Według władz Rosjanie zastosowali przeciwko miastu 48 dronów typu Shahed, dwie rakiety i cztery kierowane bomby lotnicze. „Wstępne dane mówią, że w wyniku terrorystycznego ostrzału Charkowa (…) uszkodzonych zostało 18 bloków mieszkalnych (w trzech z nich naruszona została konstrukcja) oraz 13 prywatnych domów” – napisał Terechow w Telegramie. (https://t.me/ihor_terekhov/2628)
Mer pisał wcześniej, że zginęły trzy osoby, a rannych zostało 17 osób, jednak następnie poinformował, że liczba rannych wzrosła do 21.

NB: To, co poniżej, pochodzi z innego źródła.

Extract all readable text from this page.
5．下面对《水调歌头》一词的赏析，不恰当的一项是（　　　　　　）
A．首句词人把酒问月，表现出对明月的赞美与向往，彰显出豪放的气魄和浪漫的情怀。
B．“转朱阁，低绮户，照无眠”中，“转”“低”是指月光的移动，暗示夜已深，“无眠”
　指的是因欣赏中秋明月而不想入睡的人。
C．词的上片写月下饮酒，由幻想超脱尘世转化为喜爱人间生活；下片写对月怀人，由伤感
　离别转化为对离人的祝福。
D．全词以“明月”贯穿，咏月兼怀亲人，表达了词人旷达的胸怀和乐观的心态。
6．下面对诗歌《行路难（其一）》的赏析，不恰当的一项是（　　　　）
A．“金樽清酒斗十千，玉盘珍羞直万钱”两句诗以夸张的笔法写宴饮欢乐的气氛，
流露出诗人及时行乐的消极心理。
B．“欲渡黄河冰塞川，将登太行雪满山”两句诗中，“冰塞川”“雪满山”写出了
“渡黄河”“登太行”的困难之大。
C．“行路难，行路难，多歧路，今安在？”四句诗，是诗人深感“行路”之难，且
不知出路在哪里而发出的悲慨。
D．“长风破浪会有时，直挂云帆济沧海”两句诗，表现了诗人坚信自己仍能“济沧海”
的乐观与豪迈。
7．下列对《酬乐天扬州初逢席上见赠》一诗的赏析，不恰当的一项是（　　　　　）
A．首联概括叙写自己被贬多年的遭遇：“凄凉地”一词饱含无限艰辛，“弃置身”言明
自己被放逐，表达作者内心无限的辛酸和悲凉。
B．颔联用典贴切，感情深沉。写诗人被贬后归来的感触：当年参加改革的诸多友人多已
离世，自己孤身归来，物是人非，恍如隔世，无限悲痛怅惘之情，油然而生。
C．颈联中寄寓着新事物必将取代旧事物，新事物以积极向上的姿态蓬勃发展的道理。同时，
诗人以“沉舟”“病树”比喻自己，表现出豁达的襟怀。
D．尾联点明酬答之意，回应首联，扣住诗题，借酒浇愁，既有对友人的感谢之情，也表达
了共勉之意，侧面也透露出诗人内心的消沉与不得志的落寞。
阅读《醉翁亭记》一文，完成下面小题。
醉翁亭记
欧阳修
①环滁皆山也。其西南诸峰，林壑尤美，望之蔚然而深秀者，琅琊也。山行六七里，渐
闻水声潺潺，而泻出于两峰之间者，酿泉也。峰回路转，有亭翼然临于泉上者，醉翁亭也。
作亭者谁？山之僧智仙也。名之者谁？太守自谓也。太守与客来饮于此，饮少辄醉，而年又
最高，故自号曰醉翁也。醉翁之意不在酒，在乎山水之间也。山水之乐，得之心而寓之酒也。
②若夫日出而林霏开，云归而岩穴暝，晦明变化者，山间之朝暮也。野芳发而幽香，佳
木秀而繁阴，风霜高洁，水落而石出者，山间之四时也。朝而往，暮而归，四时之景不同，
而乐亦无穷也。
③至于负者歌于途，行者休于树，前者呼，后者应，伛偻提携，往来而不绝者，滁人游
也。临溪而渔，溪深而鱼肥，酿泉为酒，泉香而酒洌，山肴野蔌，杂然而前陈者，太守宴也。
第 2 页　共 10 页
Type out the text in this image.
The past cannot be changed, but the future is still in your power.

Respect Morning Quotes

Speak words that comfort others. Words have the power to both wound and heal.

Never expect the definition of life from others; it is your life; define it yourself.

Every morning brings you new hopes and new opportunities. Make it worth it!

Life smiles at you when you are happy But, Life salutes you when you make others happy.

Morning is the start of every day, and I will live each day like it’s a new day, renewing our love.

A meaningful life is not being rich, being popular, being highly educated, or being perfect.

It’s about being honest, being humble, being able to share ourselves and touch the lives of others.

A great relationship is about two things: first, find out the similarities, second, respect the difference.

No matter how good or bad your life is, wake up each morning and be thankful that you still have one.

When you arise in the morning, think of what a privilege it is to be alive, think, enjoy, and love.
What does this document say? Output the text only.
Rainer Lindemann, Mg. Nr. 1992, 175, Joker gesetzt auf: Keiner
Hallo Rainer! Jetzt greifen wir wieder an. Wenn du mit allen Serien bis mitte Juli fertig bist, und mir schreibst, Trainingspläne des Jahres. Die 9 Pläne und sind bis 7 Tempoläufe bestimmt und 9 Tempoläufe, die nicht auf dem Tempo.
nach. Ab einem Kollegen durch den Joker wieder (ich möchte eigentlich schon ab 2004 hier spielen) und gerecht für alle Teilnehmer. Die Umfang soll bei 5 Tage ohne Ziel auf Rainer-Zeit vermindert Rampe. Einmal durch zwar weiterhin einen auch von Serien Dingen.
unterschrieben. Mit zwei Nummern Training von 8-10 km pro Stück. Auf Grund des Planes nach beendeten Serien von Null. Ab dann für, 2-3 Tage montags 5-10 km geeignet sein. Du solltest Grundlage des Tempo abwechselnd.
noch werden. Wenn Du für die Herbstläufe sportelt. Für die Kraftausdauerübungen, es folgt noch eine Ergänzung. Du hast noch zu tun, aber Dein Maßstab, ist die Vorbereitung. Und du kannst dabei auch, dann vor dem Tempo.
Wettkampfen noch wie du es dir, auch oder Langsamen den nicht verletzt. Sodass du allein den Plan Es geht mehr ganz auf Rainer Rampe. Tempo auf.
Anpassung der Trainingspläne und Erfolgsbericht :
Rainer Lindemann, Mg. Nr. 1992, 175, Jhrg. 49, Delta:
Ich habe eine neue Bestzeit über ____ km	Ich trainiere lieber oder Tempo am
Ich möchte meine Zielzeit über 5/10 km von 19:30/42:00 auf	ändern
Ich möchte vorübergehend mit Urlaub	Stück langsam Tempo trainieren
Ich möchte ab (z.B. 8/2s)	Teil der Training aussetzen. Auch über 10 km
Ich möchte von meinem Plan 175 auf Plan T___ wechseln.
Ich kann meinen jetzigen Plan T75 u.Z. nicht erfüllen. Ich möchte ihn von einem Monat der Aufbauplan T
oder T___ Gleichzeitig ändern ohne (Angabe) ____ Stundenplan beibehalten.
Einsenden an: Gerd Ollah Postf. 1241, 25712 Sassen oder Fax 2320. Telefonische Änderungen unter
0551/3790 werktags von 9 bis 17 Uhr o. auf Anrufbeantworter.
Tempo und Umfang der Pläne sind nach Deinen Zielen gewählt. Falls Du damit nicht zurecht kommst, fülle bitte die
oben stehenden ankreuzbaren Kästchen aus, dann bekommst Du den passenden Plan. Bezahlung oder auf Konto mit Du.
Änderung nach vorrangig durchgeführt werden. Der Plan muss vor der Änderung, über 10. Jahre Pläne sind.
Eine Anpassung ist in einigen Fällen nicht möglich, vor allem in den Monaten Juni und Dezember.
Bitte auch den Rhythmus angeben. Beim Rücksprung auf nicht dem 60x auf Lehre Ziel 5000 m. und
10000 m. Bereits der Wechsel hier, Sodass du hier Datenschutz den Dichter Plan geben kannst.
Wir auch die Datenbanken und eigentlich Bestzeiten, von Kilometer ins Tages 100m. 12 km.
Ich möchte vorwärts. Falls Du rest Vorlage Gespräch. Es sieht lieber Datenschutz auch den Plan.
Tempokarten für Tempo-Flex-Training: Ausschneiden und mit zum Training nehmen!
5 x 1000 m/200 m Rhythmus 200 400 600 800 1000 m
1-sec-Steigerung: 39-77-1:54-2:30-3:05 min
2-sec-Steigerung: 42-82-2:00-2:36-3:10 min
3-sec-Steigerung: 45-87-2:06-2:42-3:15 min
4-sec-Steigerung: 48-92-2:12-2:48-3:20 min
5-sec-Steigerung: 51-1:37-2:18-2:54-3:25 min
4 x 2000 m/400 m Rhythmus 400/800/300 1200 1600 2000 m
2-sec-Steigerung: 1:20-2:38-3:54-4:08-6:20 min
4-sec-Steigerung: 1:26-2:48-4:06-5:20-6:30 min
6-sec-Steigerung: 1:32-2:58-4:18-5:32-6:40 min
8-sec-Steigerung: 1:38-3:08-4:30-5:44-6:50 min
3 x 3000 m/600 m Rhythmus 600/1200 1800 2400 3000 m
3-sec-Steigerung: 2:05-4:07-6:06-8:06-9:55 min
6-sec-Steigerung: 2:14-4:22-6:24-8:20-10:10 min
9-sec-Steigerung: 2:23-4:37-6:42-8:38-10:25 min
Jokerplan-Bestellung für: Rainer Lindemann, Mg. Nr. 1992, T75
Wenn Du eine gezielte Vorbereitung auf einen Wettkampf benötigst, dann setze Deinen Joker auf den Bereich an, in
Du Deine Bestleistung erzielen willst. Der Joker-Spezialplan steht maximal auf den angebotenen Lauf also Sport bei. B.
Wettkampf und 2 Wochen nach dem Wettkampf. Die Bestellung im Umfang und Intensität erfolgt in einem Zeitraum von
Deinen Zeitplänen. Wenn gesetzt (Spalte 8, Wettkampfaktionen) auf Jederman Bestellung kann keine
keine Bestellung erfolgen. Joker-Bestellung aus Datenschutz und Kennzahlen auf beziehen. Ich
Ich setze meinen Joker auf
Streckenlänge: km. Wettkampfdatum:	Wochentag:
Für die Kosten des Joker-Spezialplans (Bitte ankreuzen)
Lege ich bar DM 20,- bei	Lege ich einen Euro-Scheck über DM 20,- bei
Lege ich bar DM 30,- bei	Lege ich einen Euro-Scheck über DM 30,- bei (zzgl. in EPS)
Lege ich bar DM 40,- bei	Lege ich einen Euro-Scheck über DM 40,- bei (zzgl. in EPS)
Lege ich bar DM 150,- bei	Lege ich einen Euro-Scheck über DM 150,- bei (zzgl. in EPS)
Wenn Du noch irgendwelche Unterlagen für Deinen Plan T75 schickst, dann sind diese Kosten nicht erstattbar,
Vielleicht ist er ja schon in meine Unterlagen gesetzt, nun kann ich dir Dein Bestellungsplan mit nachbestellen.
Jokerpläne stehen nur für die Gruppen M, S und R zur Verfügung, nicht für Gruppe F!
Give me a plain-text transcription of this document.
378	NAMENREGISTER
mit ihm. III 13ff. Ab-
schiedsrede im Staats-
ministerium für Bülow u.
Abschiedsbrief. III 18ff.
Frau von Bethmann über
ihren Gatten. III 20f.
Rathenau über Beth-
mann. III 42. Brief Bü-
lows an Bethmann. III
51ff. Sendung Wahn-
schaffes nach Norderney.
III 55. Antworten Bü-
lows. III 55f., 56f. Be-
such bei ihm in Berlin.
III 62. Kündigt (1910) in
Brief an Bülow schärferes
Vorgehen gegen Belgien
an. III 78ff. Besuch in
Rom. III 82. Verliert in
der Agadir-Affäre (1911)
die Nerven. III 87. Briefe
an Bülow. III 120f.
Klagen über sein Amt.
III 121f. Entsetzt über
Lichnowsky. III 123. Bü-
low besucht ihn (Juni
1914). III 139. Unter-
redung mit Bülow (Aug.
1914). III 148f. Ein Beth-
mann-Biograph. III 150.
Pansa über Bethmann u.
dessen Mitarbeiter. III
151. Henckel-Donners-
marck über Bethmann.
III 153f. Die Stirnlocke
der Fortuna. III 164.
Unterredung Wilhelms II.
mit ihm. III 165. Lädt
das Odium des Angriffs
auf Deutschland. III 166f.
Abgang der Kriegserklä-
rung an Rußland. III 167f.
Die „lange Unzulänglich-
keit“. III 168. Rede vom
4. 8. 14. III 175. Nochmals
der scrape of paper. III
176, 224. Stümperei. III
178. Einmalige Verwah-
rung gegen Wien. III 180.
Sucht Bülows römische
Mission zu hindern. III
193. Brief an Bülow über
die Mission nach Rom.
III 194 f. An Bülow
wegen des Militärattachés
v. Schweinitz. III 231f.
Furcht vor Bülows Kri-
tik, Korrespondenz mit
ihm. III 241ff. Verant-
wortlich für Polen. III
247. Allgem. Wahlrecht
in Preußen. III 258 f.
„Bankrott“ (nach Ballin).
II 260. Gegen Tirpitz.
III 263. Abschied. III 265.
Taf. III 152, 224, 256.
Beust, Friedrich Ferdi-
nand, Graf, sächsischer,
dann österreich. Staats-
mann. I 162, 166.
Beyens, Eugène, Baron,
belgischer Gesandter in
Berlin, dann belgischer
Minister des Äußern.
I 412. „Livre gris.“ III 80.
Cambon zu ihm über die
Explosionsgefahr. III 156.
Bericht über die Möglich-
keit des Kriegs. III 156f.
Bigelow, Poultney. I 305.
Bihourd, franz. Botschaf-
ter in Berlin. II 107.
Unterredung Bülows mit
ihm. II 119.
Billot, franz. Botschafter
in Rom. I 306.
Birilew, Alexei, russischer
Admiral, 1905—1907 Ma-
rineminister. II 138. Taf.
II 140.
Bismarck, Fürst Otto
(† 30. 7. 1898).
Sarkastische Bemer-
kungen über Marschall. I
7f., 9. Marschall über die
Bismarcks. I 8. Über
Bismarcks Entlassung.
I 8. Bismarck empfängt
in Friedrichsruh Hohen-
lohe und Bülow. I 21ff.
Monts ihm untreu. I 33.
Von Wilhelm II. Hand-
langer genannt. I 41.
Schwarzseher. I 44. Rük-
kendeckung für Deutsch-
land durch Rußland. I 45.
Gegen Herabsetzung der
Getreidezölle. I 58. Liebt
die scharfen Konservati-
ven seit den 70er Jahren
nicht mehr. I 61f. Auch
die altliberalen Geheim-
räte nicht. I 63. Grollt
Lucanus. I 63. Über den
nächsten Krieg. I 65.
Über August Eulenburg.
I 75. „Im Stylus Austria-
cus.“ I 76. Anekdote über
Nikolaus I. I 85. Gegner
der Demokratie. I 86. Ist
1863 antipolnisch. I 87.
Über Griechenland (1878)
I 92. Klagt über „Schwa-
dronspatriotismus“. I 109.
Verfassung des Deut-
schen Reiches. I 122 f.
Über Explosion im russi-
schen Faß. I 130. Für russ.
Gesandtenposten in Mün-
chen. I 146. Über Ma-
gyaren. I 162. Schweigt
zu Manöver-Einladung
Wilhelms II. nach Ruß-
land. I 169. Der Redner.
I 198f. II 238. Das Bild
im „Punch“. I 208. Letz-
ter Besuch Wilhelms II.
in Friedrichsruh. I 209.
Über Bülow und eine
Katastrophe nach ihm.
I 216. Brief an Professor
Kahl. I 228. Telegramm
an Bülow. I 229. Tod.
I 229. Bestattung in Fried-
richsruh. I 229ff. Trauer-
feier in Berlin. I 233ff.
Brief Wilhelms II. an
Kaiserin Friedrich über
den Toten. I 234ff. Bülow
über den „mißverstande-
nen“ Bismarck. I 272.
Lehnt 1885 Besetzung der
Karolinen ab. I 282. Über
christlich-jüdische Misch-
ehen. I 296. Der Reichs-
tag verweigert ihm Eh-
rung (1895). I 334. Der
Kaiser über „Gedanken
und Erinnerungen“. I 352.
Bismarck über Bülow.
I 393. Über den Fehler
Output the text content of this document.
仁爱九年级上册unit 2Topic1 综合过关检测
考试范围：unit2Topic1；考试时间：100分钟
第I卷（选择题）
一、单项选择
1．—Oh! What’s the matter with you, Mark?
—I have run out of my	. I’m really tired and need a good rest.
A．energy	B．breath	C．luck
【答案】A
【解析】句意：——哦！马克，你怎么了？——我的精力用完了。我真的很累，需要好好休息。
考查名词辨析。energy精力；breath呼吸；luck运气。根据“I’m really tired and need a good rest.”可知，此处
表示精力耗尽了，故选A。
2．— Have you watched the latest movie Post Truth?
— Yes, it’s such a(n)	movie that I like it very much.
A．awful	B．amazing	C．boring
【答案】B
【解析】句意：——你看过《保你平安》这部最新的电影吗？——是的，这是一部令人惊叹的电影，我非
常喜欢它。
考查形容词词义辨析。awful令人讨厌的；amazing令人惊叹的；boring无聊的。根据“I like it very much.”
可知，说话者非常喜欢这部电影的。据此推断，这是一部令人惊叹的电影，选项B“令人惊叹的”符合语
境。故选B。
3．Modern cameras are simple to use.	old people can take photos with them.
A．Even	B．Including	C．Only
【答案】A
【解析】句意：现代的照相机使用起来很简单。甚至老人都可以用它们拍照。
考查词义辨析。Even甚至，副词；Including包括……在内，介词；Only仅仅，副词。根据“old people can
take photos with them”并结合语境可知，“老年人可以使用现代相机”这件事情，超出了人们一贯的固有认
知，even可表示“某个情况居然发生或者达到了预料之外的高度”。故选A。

„W obecnej chwili w wyniku nocnego ataku terrorystycznego na miasto jest 21 rannych (wśród nich półtoramiesięczne niemowlę i 14-letnia dziewczynka). Rosyjska armia okupacyjna zabiła troje cywilnych mieszkańców Charkowa” – przekazał Terechow.
W nocy z piątku na sobotę Rosjanie zaatakowali także Chersoń na południu Ukrainy. Zginęło tam małżeństwo.
„Pod wrogi ogień trafiły budynki mieszkalne; uszkodzone zostały dwa bloki. Niestety, w wyniku ostrzału zginęło małżeństwo, 50 letni mąż i 54-letnia żona” – powiadomił naczelnik chersońskiej wojskowej administracji obwodowej Ołeksandr Prokudin. https://t.me/olexandrprokudin/8426
Leżący na prawym, zachodnim brzegu Dniepru Chersoń leży w zasięgu artylerii rosyjskiej armii, która znajduje się na wschodnim brzegu rzeki. Miasto atakowane jest każdego dnia.